Tel un explorateur, Murray répète qu’il faut savoir reconnaitre le problème, car tout événement a un effet domino : « si tu ne l’identifies pas, ça va empirer, mais si tu es capable de savoir pourquoi ça n’a pas bien été ou pourquoi ça va mal, tu peux faire une correction de la situation. » Il confesse qu’il n’a pas vraiment vécu de situation d’urgence, même s’il a mis le feu dans sa tente un matin. Il ne s’est pas senti seul, il n’a pas eu peur, mais a eu deux moments d’anxiété qui ont été déclenchés par la difficulté qu’il avait parfois à s’orienter. « C’est la déception de ne pas aller dans la bonne direction, contre le froid et le vent, et l’accumulation de petits détails qui n’allaient pas bien. »

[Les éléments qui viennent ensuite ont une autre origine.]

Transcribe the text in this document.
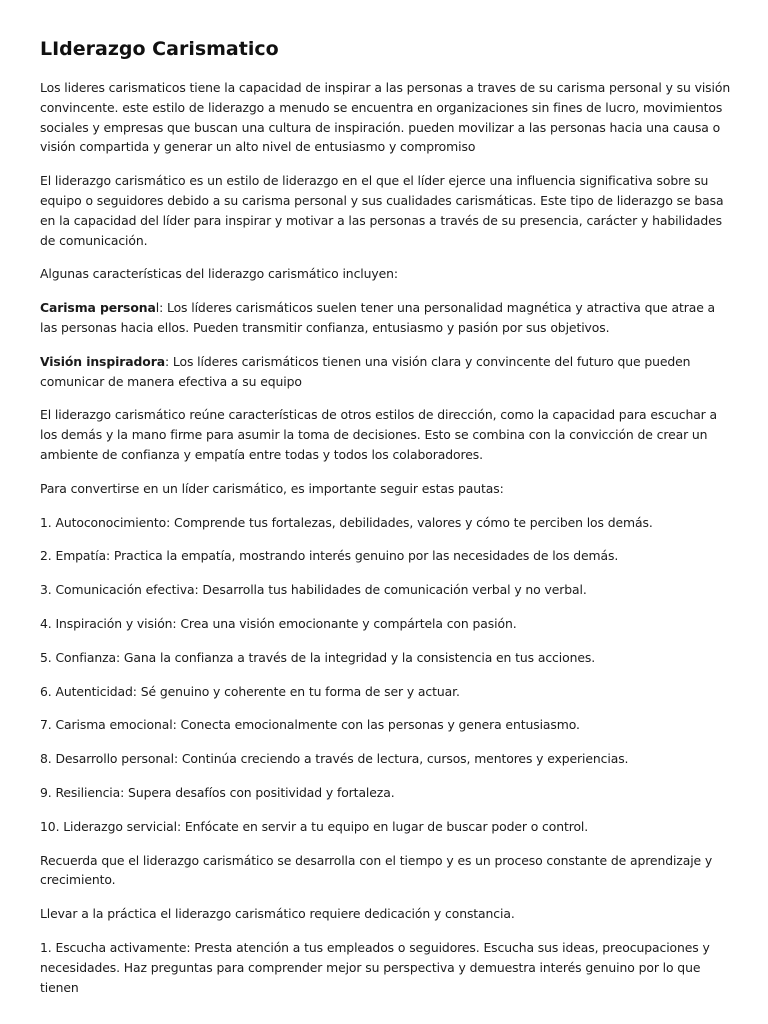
LIderazgo Carismatico

Los lideres carismaticos tiene la capacidad de inspirar a las personas a traves de su carisma personal y su visión convincente. este estilo de liderazgo a menudo se encuentra en organizaciones sin fines de lucro, movimientos sociales y empresas que buscan una cultura de inspiración. pueden movilizar a las personas hacia una causa o visión compartida y generar un alto nivel de entusiasmo y compromiso

El liderazgo carismático es un estilo de liderazgo en el que el líder ejerce una influencia significativa sobre su equipo o seguidores debido a su carisma personal y sus cualidades carismáticas. Este tipo de liderazgo se basa en la capacidad del líder para inspirar y motivar a las personas a través de su presencia, carácter y habilidades de comunicación.

Algunas características del liderazgo carismático incluyen:

Carisma personal: Los líderes carismáticos suelen tener una personalidad magnética y atractiva que atrae a las personas hacia ellos. Pueden transmitir confianza, entusiasmo y pasión por sus objetivos.

Visión inspiradora: Los líderes carismáticos tienen una visión clara y convincente del futuro que pueden comunicar de manera efectiva a su equipo

El liderazgo carismático reúne características de otros estilos de dirección, como la capacidad para escuchar a los demás y la mano firme para asumir la toma de decisiones. Esto se combina con la convicción de crear un ambiente de confianza y empatía entre todas y todos los colaboradores.

Para convertirse en un líder carismático, es importante seguir estas pautas:

1. Autoconocimiento: Comprende tus fortalezas, debilidades, valores y cómo te perciben los demás.

2. Empatía: Practica la empatía, mostrando interés genuino por las necesidades de los demás.

3. Comunicación efectiva: Desarrolla tus habilidades de comunicación verbal y no verbal.

4. Inspiración y visión: Crea una visión emocionante y compártela con pasión.

5. Confianza: Gana la confianza a través de la integridad y la consistencia en tus acciones.

6. Autenticidad: Sé genuino y coherente en tu forma de ser y actuar.

7. Carisma emocional: Conecta emocionalmente con las personas y genera entusiasmo.

8. Desarrollo personal: Continúa creciendo a través de lectura, cursos, mentores y experiencias.

9. Resiliencia: Supera desafíos con positividad y fortaleza.

10. Liderazgo servicial: Enfócate en servir a tu equipo en lugar de buscar poder o control.

Recuerda que el liderazgo carismático se desarrolla con el tiempo y es un proceso constante de aprendizaje y crecimiento.

Llevar a la práctica el liderazgo carismático requiere dedicación y constancia.

1. Escucha activamente: Presta atención a tus empleados o seguidores. Escucha sus ideas, preocupaciones y necesidades. Haz preguntas para comprender mejor su perspectiva y demuestra interés genuino por lo que tienen
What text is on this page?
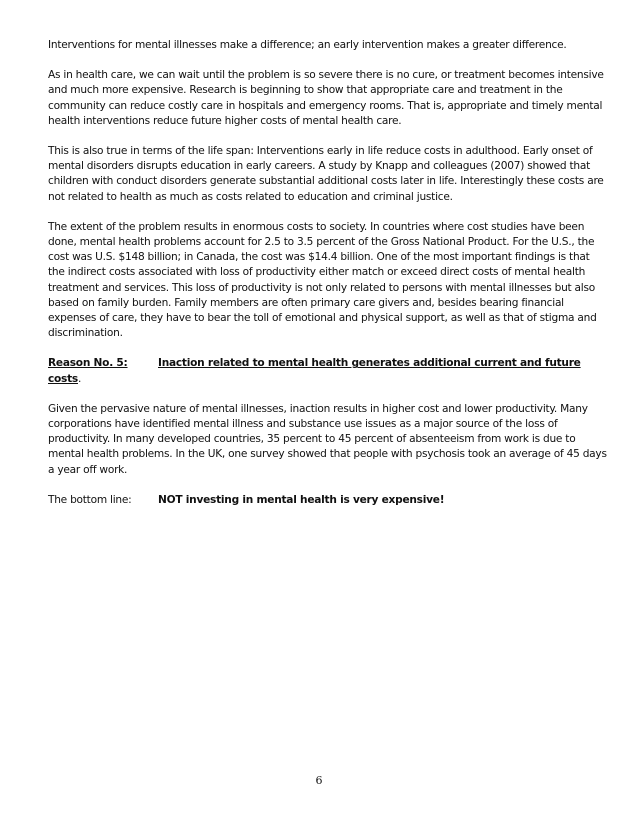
Interventions for mental illnesses make a difference; an early intervention makes a greater difference.

As in health care, we can wait until the problem is so severe there is no cure, or treatment becomes intensive and much more expensive. Research is beginning to show that appropriate care and treatment in the community can reduce costly care in hospitals and emergency rooms. That is, appropriate and timely mental health interventions reduce future higher costs of mental health care.

This is also true in terms of the life span: Interventions early in life reduce costs in adulthood. Early onset of mental disorders disrupts education in early careers. A study by Knapp and colleagues (2007) showed that children with conduct disorders generate substantial additional costs later in life. Interestingly these costs are not related to health as much as costs related to education and criminal justice.

The extent of the problem results in enormous costs to society. In countries where cost studies have been done, mental health problems account for 2.5 to 3.5 percent of the Gross National Product. For the U.S., the cost was U.S. $148 billion; in Canada, the cost was $14.4 billion. One of the most important findings is that the indirect costs associated with loss of productivity either match or exceed direct costs of mental health treatment and services. This loss of productivity is not only related to persons with mental illnesses but also based on family burden. Family members are often primary care givers and, besides bearing financial expenses of care, they have to bear the toll of emotional and physical support, as well as that of stigma and discrimination.

Reason No. 5:	Inaction related to mental health generates additional current and future costs.

Given the pervasive nature of mental illnesses, inaction results in higher cost and lower productivity. Many corporations have identified mental illness and substance use issues as a major source of the loss of productivity. In many developed countries, 35 percent to 45 percent of absenteeism from work is due to mental health problems. In the UK, one survey showed that people with psychosis took an average of 45 days a year off work.

The bottom line:	NOT investing in mental health is very expensive!

6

Cette expédition, il la préparait depuis un an, simplement pour savoir où il se situait dans ce sport. Le trek : la randonnée en ski de fond avec du camping. « Un sport que je pratique depuis 2003. C’était pour savoir où est-ce que j’en étais par rapport à mon niveau sportif. Depuis 2008 que je n’avais pas fait de grosse expédition, à part une centaine de kilomètres par année sur le lac Abitibi. » Une expédition qu’il ne voulait pas faire tout seul, mais qui finalement s’est soldée par un accomplissement solitaire. « Ça aurait été le fun d’avoir un compagnon de randonnée, pour l’expérience sociale, la complicité, et la camaraderie. J’avais invité des amis, mais si tu attends pour les autres, tu ne peux pas toujours faire ce que tu veux. Et puis l’aventure solo a l’avantage que tu peux avancer à ton rythme. Ce qui était bien pour moi, car je ne me suis pas vraiment entrainé avant l’expédition. La réalité est que je me reposais quand je finissais de travailler. »
Attiré par les grands espaces, le blanc du sol et le bleu du ciel, Martin Murray reste toujours avec des rêves polaires. Que ce soit le pôle Sud ou le pôle Nord, il reste plusieurs défis qu’il voudrait entreprendre.